We are pleased to publish the first version of the manual for morphological annotation of Czech sentences. We believe that such guidelines can be of use to the users of Prague Dependency Treebank 1.0 (PDT 1.0), as well as for preparation of new data.
Let us recall the most important steps we passed in order to get about two million morphologically annotated words (PDT 1.0). At the very beginning, we put together a team of eight annotators - we did introduce them to a system of morphological tags we designed to describe Czech morphological properties; we also used (as a preprocessing step) a morphological analyzer for processing isolated words, and, last but not least, we did rely on their knowledge of Czech morphology they have acquired while studying at secondary school, i.e. we did not offer them any annotation guidelines.
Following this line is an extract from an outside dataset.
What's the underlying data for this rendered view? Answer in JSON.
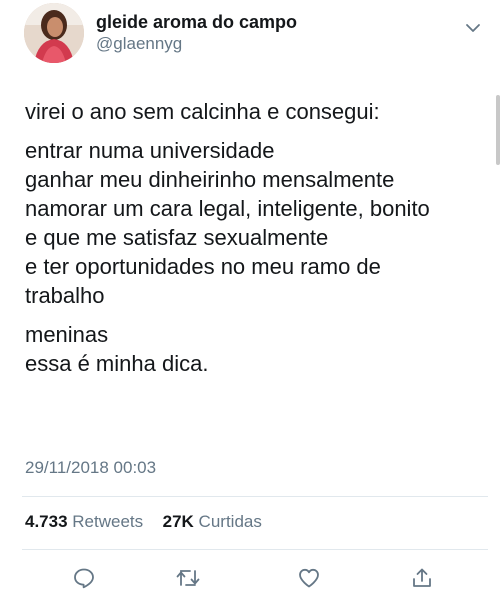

One can assume that this strategy is too hazardous - how to deal with discrepancies the annotators produce to ensure the consistency of annotation? First, two annotators annotated each text file. Then, by a "blind" automatic procedure (no matter what word is processed - just comparing two strings) we detected words annotated differently. Consequently, the only one annotator (as a member of just two-member team) handled these cases and, also, checked the morphological annotations against the syntactic-analytic annotations. This way we replaced the absence of annotation guidelines by sequential elimination of discrepancies across both the morphological and syntactic-analytic levels of annotation.
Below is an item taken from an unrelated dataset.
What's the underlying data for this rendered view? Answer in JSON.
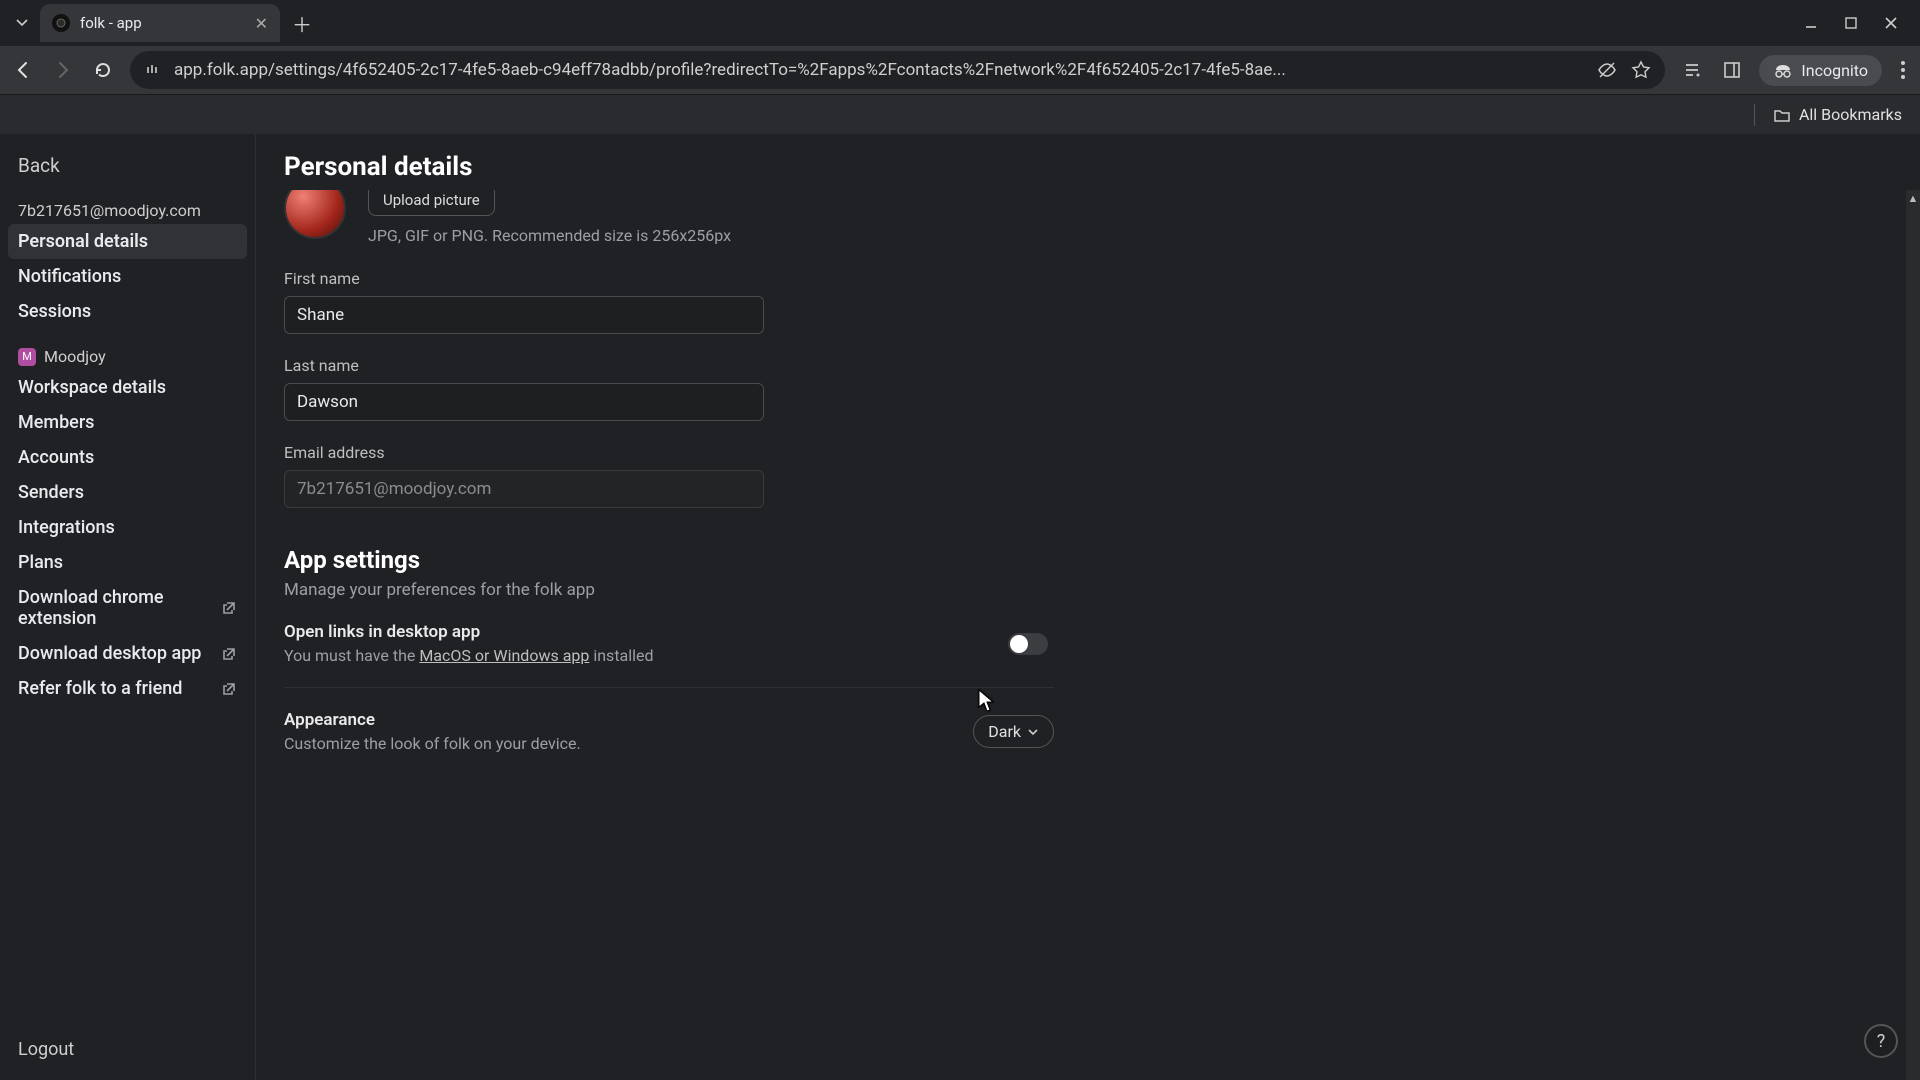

Along the way we were writing this annotation manual. It is not intended as a comprehensive guide to the morphological annotation of Czech sentences (in contrast to the manual for syntactic-analytic annotations). The authors concentrate "only" on those cases which caused the most ambiguities and problems while annotating PDT 1.0. The ongoing effort is directed to the treating of not- yet-solved problematic cases in accord with the conventions of the automatic morphological analyzer.
The morphological annotation of PDT 1.0 was carried out in the framework of experimental verification of the definition of formal representation of the analysis of Czech sentences (the project GAČR 405/96/0198, "Formal representation of language structures"). The material obtained in this way (data) is used in many domains of research in computational linguistics, above all as basic (training) data in projects of the automatic language analysis, the MŠMT research project MSM113000006, the "Laboratory for Language Data Processing" (the MŠMT project VS961510) and the Center for Computational Linguistics (the MŠMT project LN00A063). These data have been also used as verification material for various partial projects within the complex program GAČR 405/96/K214 ("Czech Language in Computer Age"). The "Center for Computational Linguistics" project financially supported work on these morphological annotation guidelines.